先日、静ヒルズカントリー倶楽部と、越谷ゴルフリンクスの新スタジオでおこなわれた「エンジョイゴルフ テクノロジーワークショップ」シリーズの「ショートゲームワークショップ」。その模様を参加したゴルフコーチ&クラブフィッターの北野達郎が解説!

みなさん、こんにちは。ゴルフコーチ&クラブフィッターの北野達郎です。ダビデさんとエンジョイゴルフさんが主催する2日間のセミナーに参加してきました。ダビデ(Davide Bertori)さんはシンガポールを拠点に世界で多くの指導者の育成をするGCクアッドフォーサイトスポーツアンバサダーでエンジョイゴルフフォーサイトスポーツディストリビューター。

初日のテーマはアプローチでした。

まず1つ目は近年PGAツアーでも主流になりつつある「フィネスウェッジ」と「ディスタンスウェッジ」の違いについてです。「フィネスウェッジ」は50ヤード以下のアプローチ。「ディスタンスウェッジ」は50ヤード以上のアプローチのことを言います。

「ディスタンスウェッジ」では適度なダウンブローで、ローポイント(クラブヘッドの最下点)はボールより左にきます。しかし「フィネスウェッジ」の場合、ローポイントはボール位置、またはボールより右でもOKという事です。

これは個人的にはかなり驚きで、ウェッジのバウンスを使うとはいえアプローチもローポイントはボールの左と考えていたので、目からウロコでした!

ダビデさんによると、アプローチでのアタックアングル(入射角)のPGAツアーアベレージはマイナス2度前後で、あまり入射角がきつすぎるとヘッドのリーディングエッジから地面に刺さりやすく、ソールのバウンスをうまく使えないということでした。参考までに、たとえばトラックマンでの7番アイアンのアタックアングルのツアーアベレージはマイナス4度前後ですから、アプローチはアイアンショットにくらべて緩やかに打っていく必要があることが分かります。

次にアプローチの打ち方には2種類のタイプ「レジスター(Resistor)」と「リリーサー(Releaser)」があって、その違いを教えてくれました。

まずアドレス。「レジスター」は前傾が深めで体と手の距離を近く構えます。それに対して「リリーサー」は、前傾が浅くなって体と手の距離を取って構えます。

「レジスター」はバックスウィングで右脇が締まったまま右肘は適度に曲がり、インパクトにかけて手首やフェースローテーションを積極的に使うタイプ。プロゴルファーだとセルヒオ・ガルシアやフランチェスコ・モリナリがそれにあたります。

対して「リリーサー」は、バックスウィングで右脇は少し開いて右肘はやや伸びたまま、インパクトにかけて手首やフェースローテーションをあまり使わず体の回転をメインに使うタイプです。プロゴルファーだとタイガー・ウッズやジェイソン・デイがリリーサータイプです。
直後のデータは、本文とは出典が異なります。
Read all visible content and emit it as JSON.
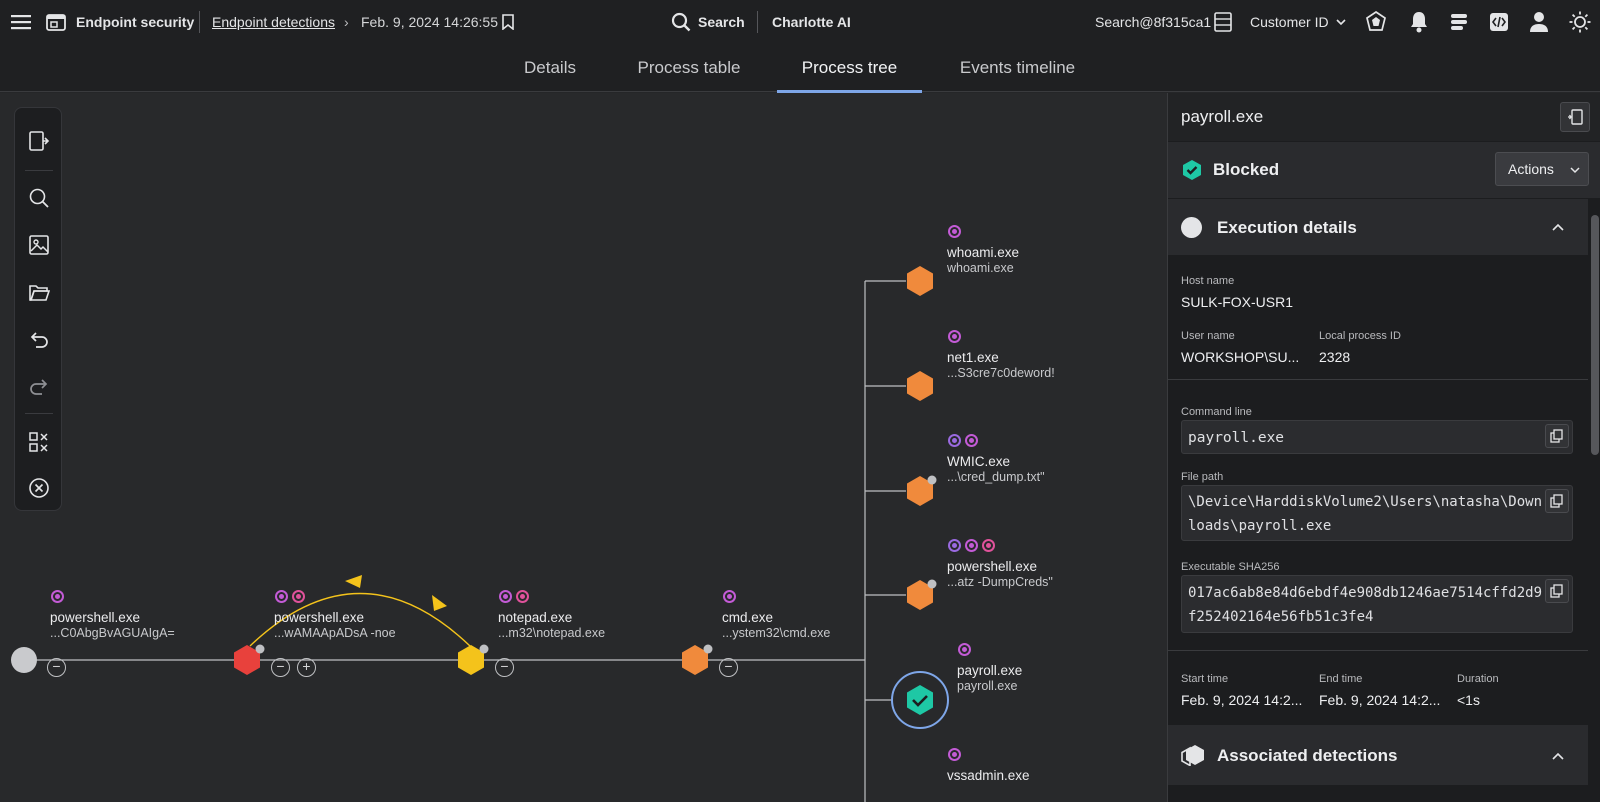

この両タイプの共通点は、手首は尺屈させてクラブをなるべくアップライトに構えて、ソールのトウ側が地面につくように構えます。こうすることでインパクト時にソールが地面に当たる面積が少なくなるので、地面と芝の抵抗を受けにくくなりリーディングエッジが刺さってダフったり、バウンスが跳ねてトップするなどのミスを減らすことができます。

さらに驚いたのが、アップライトに構えると打点はトウの下めに当たりやすくなりますが、ダビデさんによるとこうする事でミート率(Smash Factor)を意図的に下げられるので、クラブスピードを速くすることでよりスピン量を増やせると言うのです。ここでミート率の定義をおさらいすると、ボールスピードにクラブスピードを割った数字がミート率です。通常ショットでは、ミート率が上がるとヘッドスピードに対してボールスピードが上がるので、飛距離が伸びる効率のいい球になります。つまり、敢えてこの理論と真逆にミート率を下げる事で、「速く振るけど柔らかくて飛ばさない球」を打ってスピン量を増やすというテクニックを使うわけです。